El Perú se aferra con todas sus fuerzas a la idea barroca de la locura, un temor mayor incluso que el de la muerte, porque la muerte es parte de la vida, pero la locura degrada al ser humano. Nada es más falso. Las enfermedades mentales no degradan al ser humano, lo degradamos todos nosotros al mirarlas con miedo.
La salud mental es un condicionante permanente de nuestro bienestar y también es el que más ignoramos. No necesito escribir estadísticas para que quienes lean esto puedan recordar a al menos un “loquito” que vieron en las calles. Sin embargo, es verdad que las cifras de suicidios son alarmantes –6.606 en los últimos diez años, según el Sistema Nacional de Defunciones– y que es descorazonador saber que del presupuesto para salud pública en el Perú solo el 1,6% está destinado a la salud mental, según ECData de El Comercio: S/15 por habitante. A ello se suma que hay pocos estudiantes de Medicina que desean ser psiquiatras. ¿Por qué habrían de quererlo? Si aceptamos respetar más a cirujanos y nefrólogos, si ocho regiones del país no tienen centros de salud mental para especializarse, si en seis regiones ni siquiera hay psiquiatras y si nuestra propia educación médica nos genera problemas de salud mental.

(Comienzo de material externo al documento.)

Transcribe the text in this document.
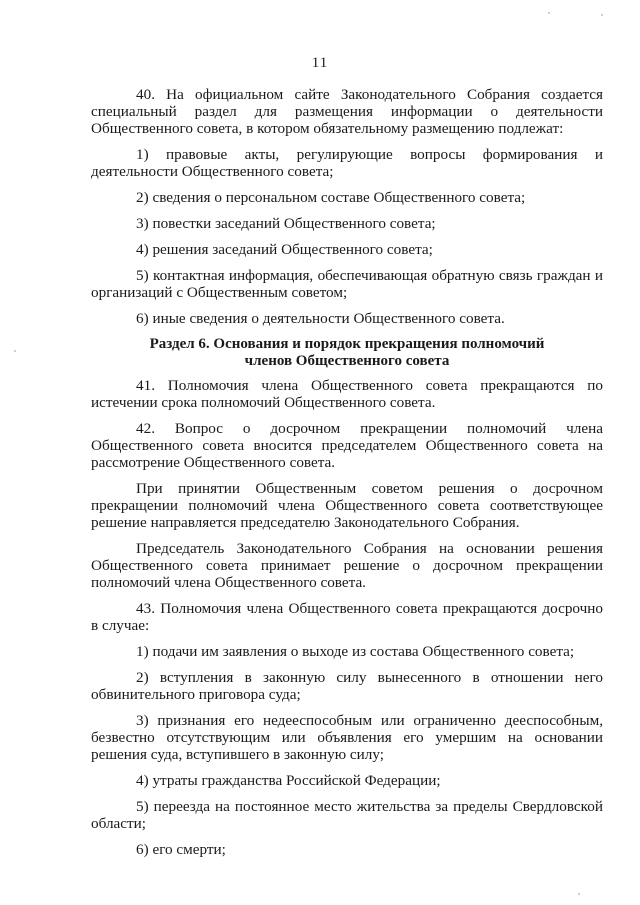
11

40. На официальном сайте Законодательного Собрания создается специальный раздел для размещения информации о деятельности Общественного совета, в котором обязательному размещению подлежат:

1) правовые акты, регулирующие вопросы формирования и деятельности Общественного совета;

2) сведения о персональном составе Общественного совета;

3) повестки заседаний Общественного совета;

4) решения заседаний Общественного совета;

5) контактная информация, обеспечивающая обратную связь граждан и организаций с Общественным советом;

6) иные сведения о деятельности Общественного совета.

Раздел 6. Основания и порядок прекращения полномочий
членов Общественного совета

41. Полномочия члена Общественного совета прекращаются по истечении срока полномочий Общественного совета.

42. Вопрос о досрочном прекращении полномочий члена Общественного совета вносится председателем Общественного совета на рассмотрение Общественного совета.

При принятии Общественным советом решения о досрочном прекращении полномочий члена Общественного совета соответствующее решение направляется председателю Законодательного Собрания.

Председатель Законодательного Собрания на основании решения Общественного совета принимает решение о досрочном прекращении полномочий члена Общественного совета.

43. Полномочия члена Общественного совета прекращаются досрочно в случае:

1) подачи им заявления о выходе из состава Общественного совета;

2) вступления в законную силу вынесенного в отношении него обвинительного приговора суда;

3) признания его недееспособным или ограниченно дееспособным, безвестно отсутствующим или объявления его умершим на основании решения суда, вступившего в законную силу;

4) утраты гражданства Российской Федерации;

5) переезда на постоянное место жительства за пределы Свердловской области;

6) его смерти;
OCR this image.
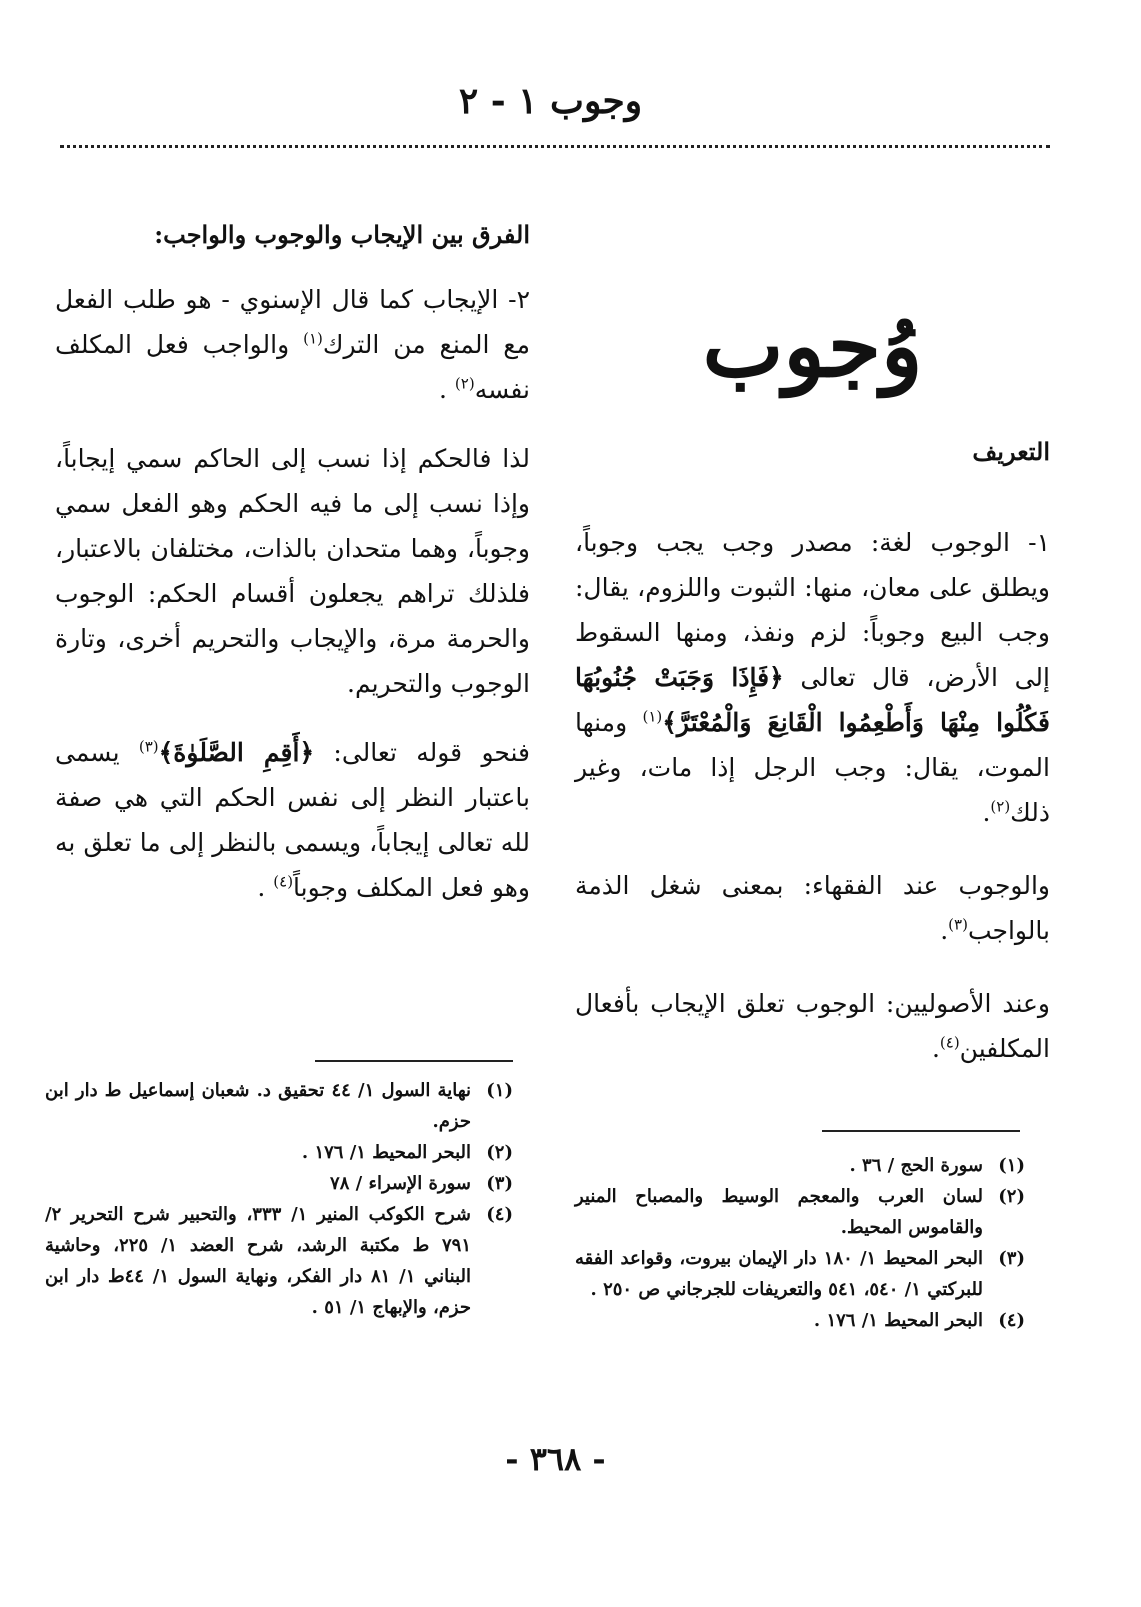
وجوب ١ - ٢
وُجوب
التعريف

١- الوجوب لغة: مصدر وجب يجب وجوباً، ويطلق على معان، منها: الثبوت واللزوم، يقال: وجب البيع وجوباً: لزم ونفذ، ومنها السقوط إلى الأرض، قال تعالى ﴿فَإِذَا وَجَبَتْ جُنُوبُهَا فَكُلُوا مِنْهَا وَأَطْعِمُوا الْقَانِعَ وَالْمُعْتَرَّ﴾$^{(١)}$ ومنها الموت، يقال: وجب الرجل إذا مات، وغير ذلك$^{(٢)}$.

والوجوب عند الفقهاء: بمعنى شغل الذمة بالواجب$^{(٣)}$.

وعند الأصوليين: الوجوب تعلق الإيجاب بأفعال المكلفين$^{(٤)}$.

(١)
سورة الحج / ٣٦ .
(٢)
لسان العرب والمعجم الوسيط والمصباح المنير والقاموس المحيط.
(٣)
البحر المحيط ١/ ١٨٠ دار الإيمان بيروت، وقواعد الفقه للبركتي ١/ ٥٤٠، ٥٤١ والتعريفات للجرجاني ص ٢٥٠ .
(٤)
البحر المحيط ١/ ١٧٦ .
الفرق بين الإيجاب والوجوب والواجب:

٢- الإيجاب كما قال الإسنوي - هو طلب الفعل مع المنع من الترك$^{(١)}$ والواجب فعل المكلف نفسه$^{(٢)}$ .

لذا فالحكم إذا نسب إلى الحاكم سمي إيجاباً، وإذا نسب إلى ما فيه الحكم وهو الفعل سمي وجوباً، وهما متحدان بالذات، مختلفان بالاعتبار، فلذلك تراهم يجعلون أقسام الحكم: الوجوب والحرمة مرة، والإيجاب والتحريم أخرى، وتارة الوجوب والتحريم.

فنحو قوله تعالى: ﴿أَقِمِ الصَّلَوٰةَ﴾$^{(٣)}$ يسمى باعتبار النظر إلى نفس الحكم التي هي صفة لله تعالى إيجاباً، ويسمى بالنظر إلى ما تعلق به وهو فعل المكلف وجوباً$^{(٤)}$ .

(١)
نهاية السول ١/ ٤٤ تحقيق د. شعبان إسماعيل ط دار ابن حزم.
(٢)
البحر المحيط ١/ ١٧٦ .
(٣)
سورة الإسراء / ٧٨
(٤)
شرح الكوكب المنير ١/ ٣٣٣، والتحبير شرح التحرير ٢/ ٧٩١ ط مكتبة الرشد، شرح العضد ١/ ٢٢٥، وحاشية البناني ١/ ٨١ دار الفكر، ونهاية السول ١/ ٤٤ط دار ابن حزم، والإبهاج ١/ ٥١ .
- ٣٦٨ -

A pesar de los esfuerzos, no hay solución clara, pero sí un camino largo, difícil y poco explorado. Debemos aceptar que tenemos la libertad de sentirnos mal y, por tanto, podemos buscar ayuda. Paralelamente, exigir más conversación política y de salud acerca del tema para comprender y mejorar los enrevesados factores que generan este problema. Y por nuestro lado, todo el personal de salud y todo ciudadano debe aprender que nuestra profesión no solo “salva vidas”, sino que las mejora, les devuelve dignidad y les da una nueva oportunidad.
Por favor, hagámoslo por todas las personas que no se encontraron en este mundo y decidieron irse.